20. Using a test tube holder, pick up the hot test tube. Inside a fume hood, pour the test tube contents into the container labeled “Discarded Solutions”.
21. Clean the solid from the test tube, thermometer, and stirrer with acetone. Discard the acetone washings inside the fume hood into the “Discarded Solutions” container.
22. Thoroughly dry the test tube for use in Part III.
23. Obtain an approximately 1 -g sample of an unknown from your laboratory instructor.
24. Record the identification code of your unknown on. Data Sheet 3.
25. Prepare a solution of 2,4,dichloralbenzne and your unknown, using the following procedure
26. Measure the mass of the clean, dry test tube used in the experimental apparatus, to the nearest 0.01 g.
27. Add 5-6 g of 2,4,dichloralbenzne to the test tube and measure the mass to Nearest 0.01 g. Record this mass on Data Sheet 3.
28. Transfer 0.9-1.3 g of your unknown compound to the test tube and weigh the test tube again. Record this.
29. heat the content to 65 degrees c
30. Remove the heat source and let the beaker slowly cool. Stir the liquid in the test tube as it cools.
31. Record the temperature to the nearest 0.1 °C, at 1-min intervals. Record the temperature-time readings on Data Sheet 3
32. Note the temperature at which the first crystals appear and the maximum temperature reached after crystallization begins.
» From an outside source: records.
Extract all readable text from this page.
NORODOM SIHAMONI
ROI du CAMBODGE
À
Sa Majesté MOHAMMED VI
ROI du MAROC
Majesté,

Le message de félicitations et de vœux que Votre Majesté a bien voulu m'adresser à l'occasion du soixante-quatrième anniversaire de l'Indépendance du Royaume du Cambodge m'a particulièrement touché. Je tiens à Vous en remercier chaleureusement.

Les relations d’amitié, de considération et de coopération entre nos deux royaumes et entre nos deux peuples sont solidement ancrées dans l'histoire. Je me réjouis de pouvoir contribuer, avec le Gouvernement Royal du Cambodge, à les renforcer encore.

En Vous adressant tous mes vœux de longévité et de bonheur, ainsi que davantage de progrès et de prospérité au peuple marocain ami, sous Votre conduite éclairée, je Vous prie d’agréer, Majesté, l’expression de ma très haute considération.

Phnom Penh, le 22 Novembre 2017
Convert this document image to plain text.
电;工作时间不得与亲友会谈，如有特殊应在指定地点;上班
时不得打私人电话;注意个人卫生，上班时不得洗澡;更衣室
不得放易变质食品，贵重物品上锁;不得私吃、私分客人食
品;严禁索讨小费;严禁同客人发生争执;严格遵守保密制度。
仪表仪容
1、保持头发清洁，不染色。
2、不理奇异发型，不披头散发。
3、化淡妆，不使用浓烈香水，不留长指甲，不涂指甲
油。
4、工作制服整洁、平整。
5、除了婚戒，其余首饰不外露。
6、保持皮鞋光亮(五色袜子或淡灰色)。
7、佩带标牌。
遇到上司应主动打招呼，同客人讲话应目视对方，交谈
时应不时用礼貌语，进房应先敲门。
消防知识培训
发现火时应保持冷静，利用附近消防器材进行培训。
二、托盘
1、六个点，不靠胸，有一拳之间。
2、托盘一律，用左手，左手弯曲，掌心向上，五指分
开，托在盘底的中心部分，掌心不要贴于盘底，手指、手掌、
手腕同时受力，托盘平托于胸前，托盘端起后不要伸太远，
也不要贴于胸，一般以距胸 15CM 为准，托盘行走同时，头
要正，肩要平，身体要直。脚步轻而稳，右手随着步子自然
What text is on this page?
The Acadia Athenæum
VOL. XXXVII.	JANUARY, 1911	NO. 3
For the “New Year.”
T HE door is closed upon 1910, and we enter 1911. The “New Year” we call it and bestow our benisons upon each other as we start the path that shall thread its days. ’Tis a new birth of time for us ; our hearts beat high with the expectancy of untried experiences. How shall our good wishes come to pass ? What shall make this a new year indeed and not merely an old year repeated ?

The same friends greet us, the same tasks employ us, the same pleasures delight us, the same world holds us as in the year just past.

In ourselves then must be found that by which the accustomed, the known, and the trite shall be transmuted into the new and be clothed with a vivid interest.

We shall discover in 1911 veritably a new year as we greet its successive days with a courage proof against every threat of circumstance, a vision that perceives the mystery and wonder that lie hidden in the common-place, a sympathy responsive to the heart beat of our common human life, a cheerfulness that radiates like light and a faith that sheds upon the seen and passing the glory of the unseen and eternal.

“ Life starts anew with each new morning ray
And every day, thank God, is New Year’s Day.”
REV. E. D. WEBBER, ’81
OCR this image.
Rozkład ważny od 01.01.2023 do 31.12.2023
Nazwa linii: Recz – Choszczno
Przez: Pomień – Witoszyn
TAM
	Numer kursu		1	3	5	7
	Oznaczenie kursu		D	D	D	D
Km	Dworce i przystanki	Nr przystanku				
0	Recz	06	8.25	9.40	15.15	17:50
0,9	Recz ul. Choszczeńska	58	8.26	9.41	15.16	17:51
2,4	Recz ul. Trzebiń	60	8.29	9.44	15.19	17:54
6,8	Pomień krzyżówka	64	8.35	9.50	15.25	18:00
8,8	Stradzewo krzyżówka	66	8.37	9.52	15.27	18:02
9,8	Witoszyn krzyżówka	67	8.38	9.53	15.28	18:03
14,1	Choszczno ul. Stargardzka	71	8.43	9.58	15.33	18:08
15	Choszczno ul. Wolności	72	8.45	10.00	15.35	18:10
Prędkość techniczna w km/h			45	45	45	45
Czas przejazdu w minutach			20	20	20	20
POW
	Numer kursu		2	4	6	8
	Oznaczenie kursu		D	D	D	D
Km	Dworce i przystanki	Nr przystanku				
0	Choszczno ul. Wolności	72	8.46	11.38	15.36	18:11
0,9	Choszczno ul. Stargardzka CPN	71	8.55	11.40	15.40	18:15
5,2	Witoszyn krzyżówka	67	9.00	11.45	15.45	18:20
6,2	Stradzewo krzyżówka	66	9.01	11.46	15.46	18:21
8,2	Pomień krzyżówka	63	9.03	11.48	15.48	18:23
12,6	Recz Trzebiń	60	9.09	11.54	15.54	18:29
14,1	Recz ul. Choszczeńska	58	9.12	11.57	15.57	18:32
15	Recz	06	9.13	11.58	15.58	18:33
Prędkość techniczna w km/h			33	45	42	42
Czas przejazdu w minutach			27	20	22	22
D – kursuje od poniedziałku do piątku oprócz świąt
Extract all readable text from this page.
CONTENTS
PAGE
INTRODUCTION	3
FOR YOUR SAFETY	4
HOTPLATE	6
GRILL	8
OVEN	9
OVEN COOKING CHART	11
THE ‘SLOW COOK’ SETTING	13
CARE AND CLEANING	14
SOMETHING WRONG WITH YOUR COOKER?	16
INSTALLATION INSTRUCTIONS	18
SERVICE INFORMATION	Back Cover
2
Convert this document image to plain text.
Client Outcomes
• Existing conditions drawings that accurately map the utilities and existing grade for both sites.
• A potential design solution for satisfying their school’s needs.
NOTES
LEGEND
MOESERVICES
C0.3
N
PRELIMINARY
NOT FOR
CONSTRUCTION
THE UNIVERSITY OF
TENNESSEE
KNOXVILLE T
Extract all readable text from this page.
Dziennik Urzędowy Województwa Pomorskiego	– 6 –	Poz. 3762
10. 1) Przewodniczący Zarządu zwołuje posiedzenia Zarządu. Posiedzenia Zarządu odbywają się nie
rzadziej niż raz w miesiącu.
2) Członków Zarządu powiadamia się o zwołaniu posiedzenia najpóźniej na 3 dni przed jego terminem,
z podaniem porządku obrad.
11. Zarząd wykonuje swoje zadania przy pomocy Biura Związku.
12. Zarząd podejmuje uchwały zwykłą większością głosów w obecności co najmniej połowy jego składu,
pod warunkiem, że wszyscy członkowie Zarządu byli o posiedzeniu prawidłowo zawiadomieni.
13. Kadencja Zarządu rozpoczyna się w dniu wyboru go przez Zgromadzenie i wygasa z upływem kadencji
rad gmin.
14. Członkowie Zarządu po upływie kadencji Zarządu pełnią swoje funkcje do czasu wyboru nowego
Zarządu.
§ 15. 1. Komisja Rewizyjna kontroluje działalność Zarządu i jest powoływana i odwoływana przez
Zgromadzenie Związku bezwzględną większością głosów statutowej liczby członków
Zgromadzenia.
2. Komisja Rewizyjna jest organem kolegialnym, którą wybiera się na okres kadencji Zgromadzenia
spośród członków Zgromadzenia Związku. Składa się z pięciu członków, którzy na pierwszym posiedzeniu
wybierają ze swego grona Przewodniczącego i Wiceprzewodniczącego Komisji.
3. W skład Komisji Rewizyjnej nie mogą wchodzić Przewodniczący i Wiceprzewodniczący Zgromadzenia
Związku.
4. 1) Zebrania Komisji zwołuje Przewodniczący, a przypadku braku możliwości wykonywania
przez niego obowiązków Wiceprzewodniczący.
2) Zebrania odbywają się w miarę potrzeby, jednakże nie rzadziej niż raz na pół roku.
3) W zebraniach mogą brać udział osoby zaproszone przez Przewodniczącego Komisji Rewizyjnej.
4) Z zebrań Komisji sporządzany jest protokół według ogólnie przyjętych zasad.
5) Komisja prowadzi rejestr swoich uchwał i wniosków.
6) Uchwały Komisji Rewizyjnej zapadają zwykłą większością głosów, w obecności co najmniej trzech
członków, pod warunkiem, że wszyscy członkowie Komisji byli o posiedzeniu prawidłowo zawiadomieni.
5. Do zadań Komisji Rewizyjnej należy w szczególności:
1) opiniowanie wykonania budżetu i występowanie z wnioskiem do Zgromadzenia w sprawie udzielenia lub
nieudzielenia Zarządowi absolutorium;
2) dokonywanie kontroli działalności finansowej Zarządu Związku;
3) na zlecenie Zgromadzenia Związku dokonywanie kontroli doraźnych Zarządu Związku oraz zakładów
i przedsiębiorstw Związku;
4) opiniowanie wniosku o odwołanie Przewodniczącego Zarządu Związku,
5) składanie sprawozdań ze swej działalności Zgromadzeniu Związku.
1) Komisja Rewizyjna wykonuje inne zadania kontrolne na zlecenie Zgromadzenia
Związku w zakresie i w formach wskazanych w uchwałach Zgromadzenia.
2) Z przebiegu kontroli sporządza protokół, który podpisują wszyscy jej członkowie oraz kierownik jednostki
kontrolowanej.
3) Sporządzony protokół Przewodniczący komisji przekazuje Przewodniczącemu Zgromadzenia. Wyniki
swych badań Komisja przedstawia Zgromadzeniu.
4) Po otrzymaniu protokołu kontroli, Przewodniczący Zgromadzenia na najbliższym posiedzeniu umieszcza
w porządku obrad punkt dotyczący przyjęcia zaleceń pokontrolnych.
33. Continue observing and recording your measurements until the 2,4,dichloralbenzne/unknown temperature begins to decrease again.
34. Using a test tube holder, pick up the hot test tube.
35. Inside a fume hood, pour the test tube contents into the container labeled “Discarded Solutions”.
36. Clean the solid from the test tube, thermometer, and stirrer with acetone. Discard the acetone washings inside the fume hood into the “Discarded Solutions” container.
1. avoid inhaling fumes
2. don’t touch hot test tubes
3. only use acetone inside a fume hood
4. wash you hands quickly if chemical contact is made with skin
5. biphenyl is flammable and suspected carcinogen they are irritants and some are toxic
6. wear safety goggles
7. be careful with thermometer don’t break it when setting up
8. when you leave lab make sure to wash you hands well
III Results-Data and Observations
Colligative properties of solutions depend upon the concentration of solute particles equal concentrations of ions or molecules cause equal freezing point depressions, regardless of what the solute is. And my experimental results agree with this prediction
Since colligative properties depend upon the number of particles in solution, a one mole solution of an electrolyte, which dissociates in solvent, lowers the freezing point more than a one mole solution of a non-electrolyte. This difference is believed to be due to the interionic attractions that prevent the ions from behaving as totally independent particles. The activity or effective concentration of the ions is less than would be indicated by the actual concentration. Some of the ions may exist as solvated units called an ion pairs. The more dilute the solution of an electrolyte, the more widely separated the ions, the less the interionic attractions, and the closer the effective concentration of the ions approaches the actual concentration.